Supplemental heat can turn a poor drying day in November into a beautiful drying day, says Joy Agnew, who manages ag research services at Prairie Agricultural Machinery Institute (PAMI).
“Even if it’s 100 per cent humidity outside and it’s cold, if you warm the air by 10 degrees, you cut the humidity by half. Now it’s 50 per cent humidity and warm air, so it’s perfect drying conditions.”
Agnew thinks supplemental heat has been under-used, although last year’s fall gave it a boost. “But I think it can be utilized almost yearly. And that’s going to widen the harvest window.”
PAMI plans to analyze whether higher grades will make the investment in a supplemental heating system worthwhile. At interview time PAMI was lining up the last bit of funding. Agnew says they hope to have the economic analysis done within a year.
The first thing to know about supplemental heat is that the warmer the air, the more water it can hold, says Agnew. The more water the air can hold, the greater the drying capacity.
Farmers should set a target of 15 C to 25 C for air going into the grain. Anything lower than 15 C won’t have much drying potential, Agnew says. Air hotter than 25 C turns the bin into a heated air dryer, and the bin’s air flow rate can’t handle those high temps, she says.
Whether or not a farmer can dry grain when it’s -10 C outside depends on the system’s heating capacity. If it can only handle a 10 C increase, it’s unlikely to be useful when the outside air temperature is below 5 C.
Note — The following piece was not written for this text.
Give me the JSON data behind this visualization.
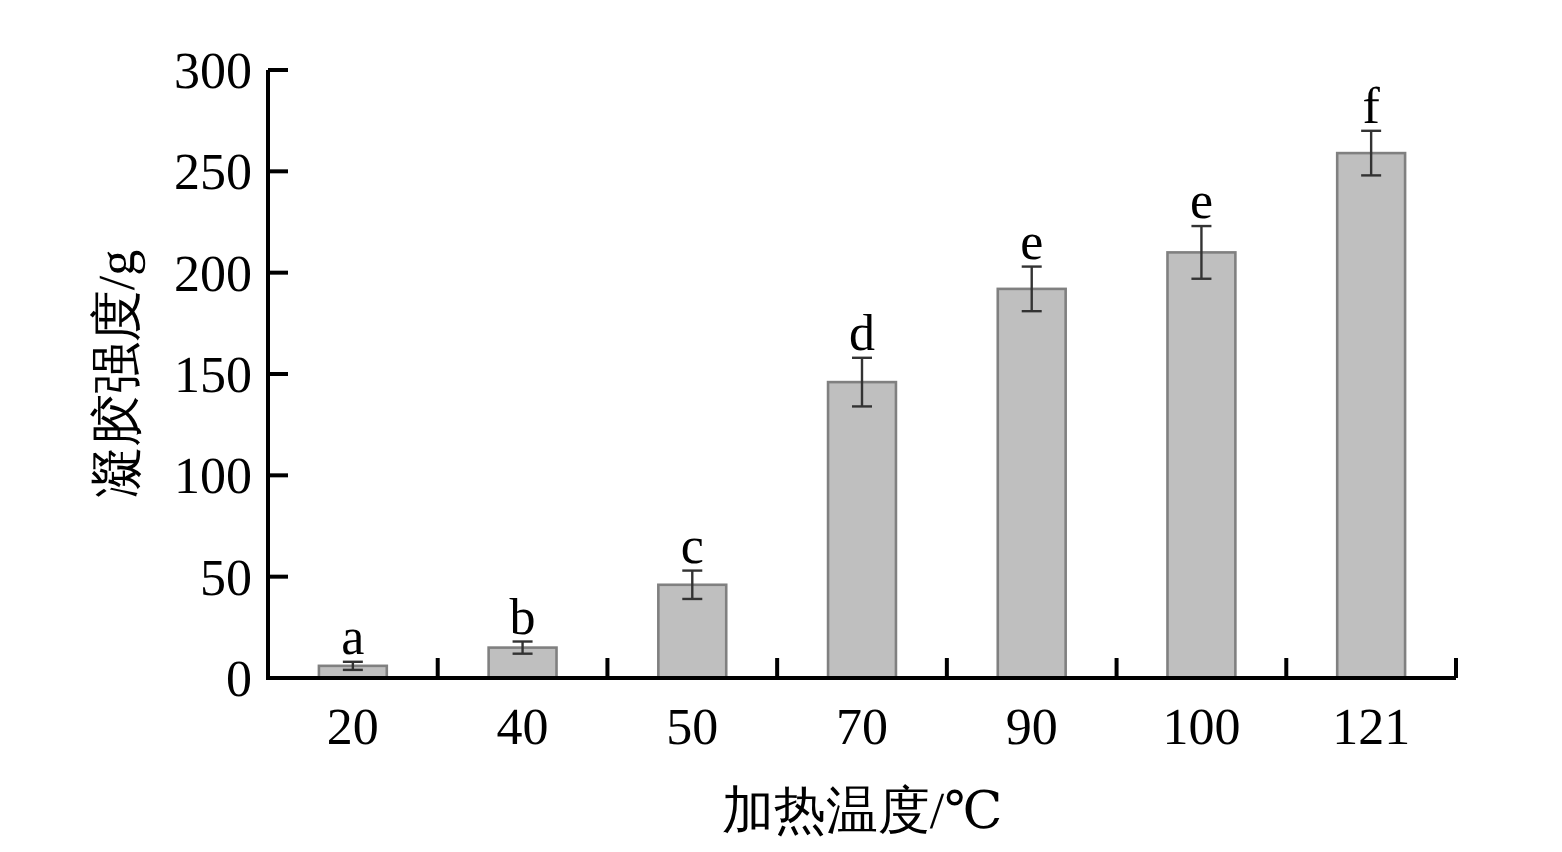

Agnew also warns that if farmers are adding heat when it’s really cold out, they should keep the air temperature below 25 C as it enters the bin. With hot air inside the bin and cold air outside against the bin’s steel surface, “you’re guaranteed to have condensation and freezing in those situations. So when it’s freezing cold outside, kind of dial back the target temperature going in.”
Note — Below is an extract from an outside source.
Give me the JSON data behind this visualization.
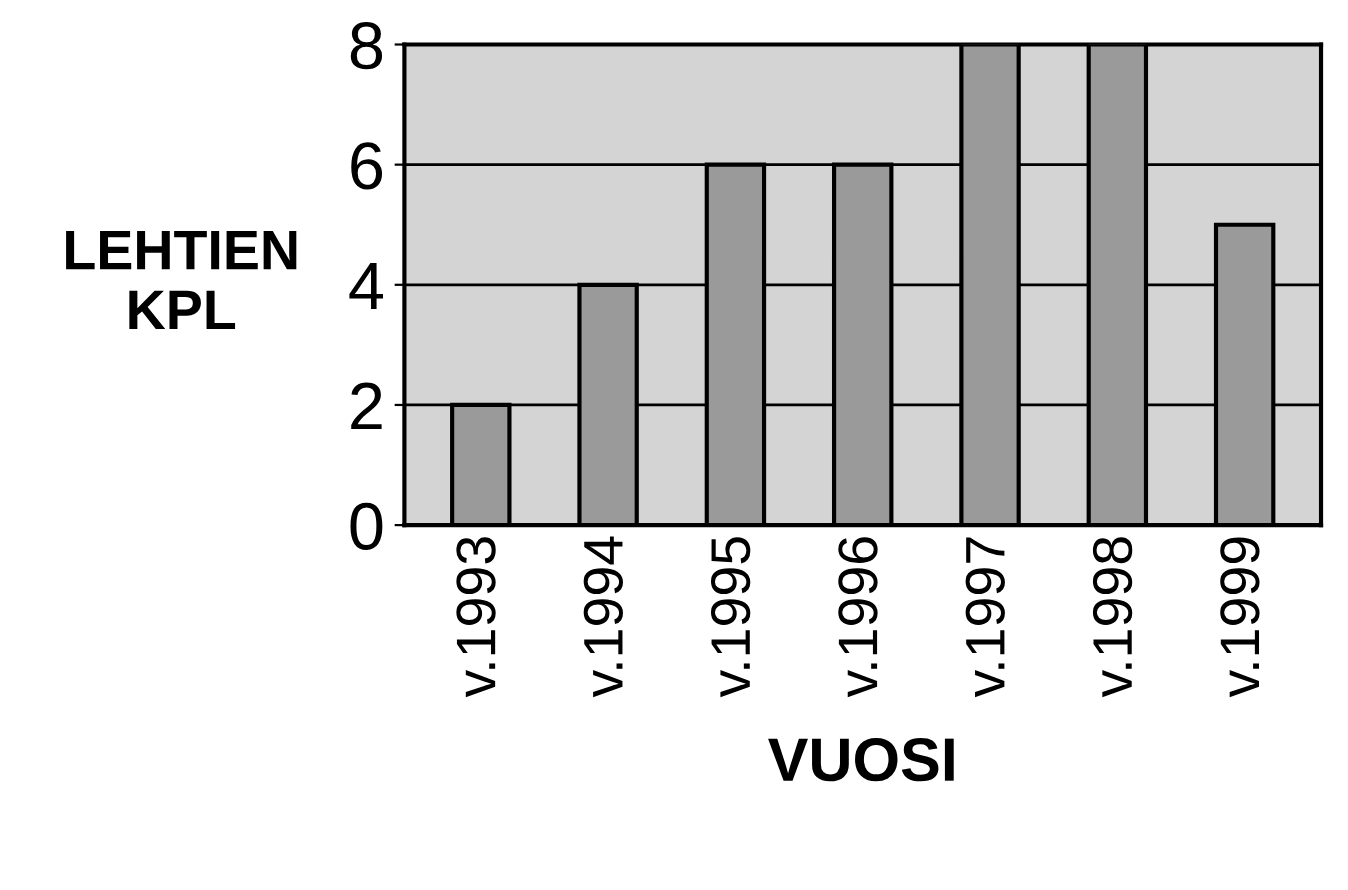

Equipment options are, Agnew says, “becoming really interesting because there are so many new players in the equipment option game. For example, the oil and gas industry is realizing the potential of grain drying as another opportunity for their equipment.”
The oil and gas industry’s high-capacity fans and heaters are perfectly suited for grain drying, Agnew says. Most bin fan manufacturers have heater options as well, she adds.
Natural gas is by far the most cost-effective way to fuel supplemental heat. Propane, electric, and diesel are also options.
Hydronic systems, which use things such as flax straw as fuel, can also work and can be a low-cost option to produce heat. “The biggest drawback of supplemental heat is the cost to fuel it, basically.”
Heaters can be upstream or downstream of the fan, depending on what works for that situation, Agnew says. Portable heaters are also an option.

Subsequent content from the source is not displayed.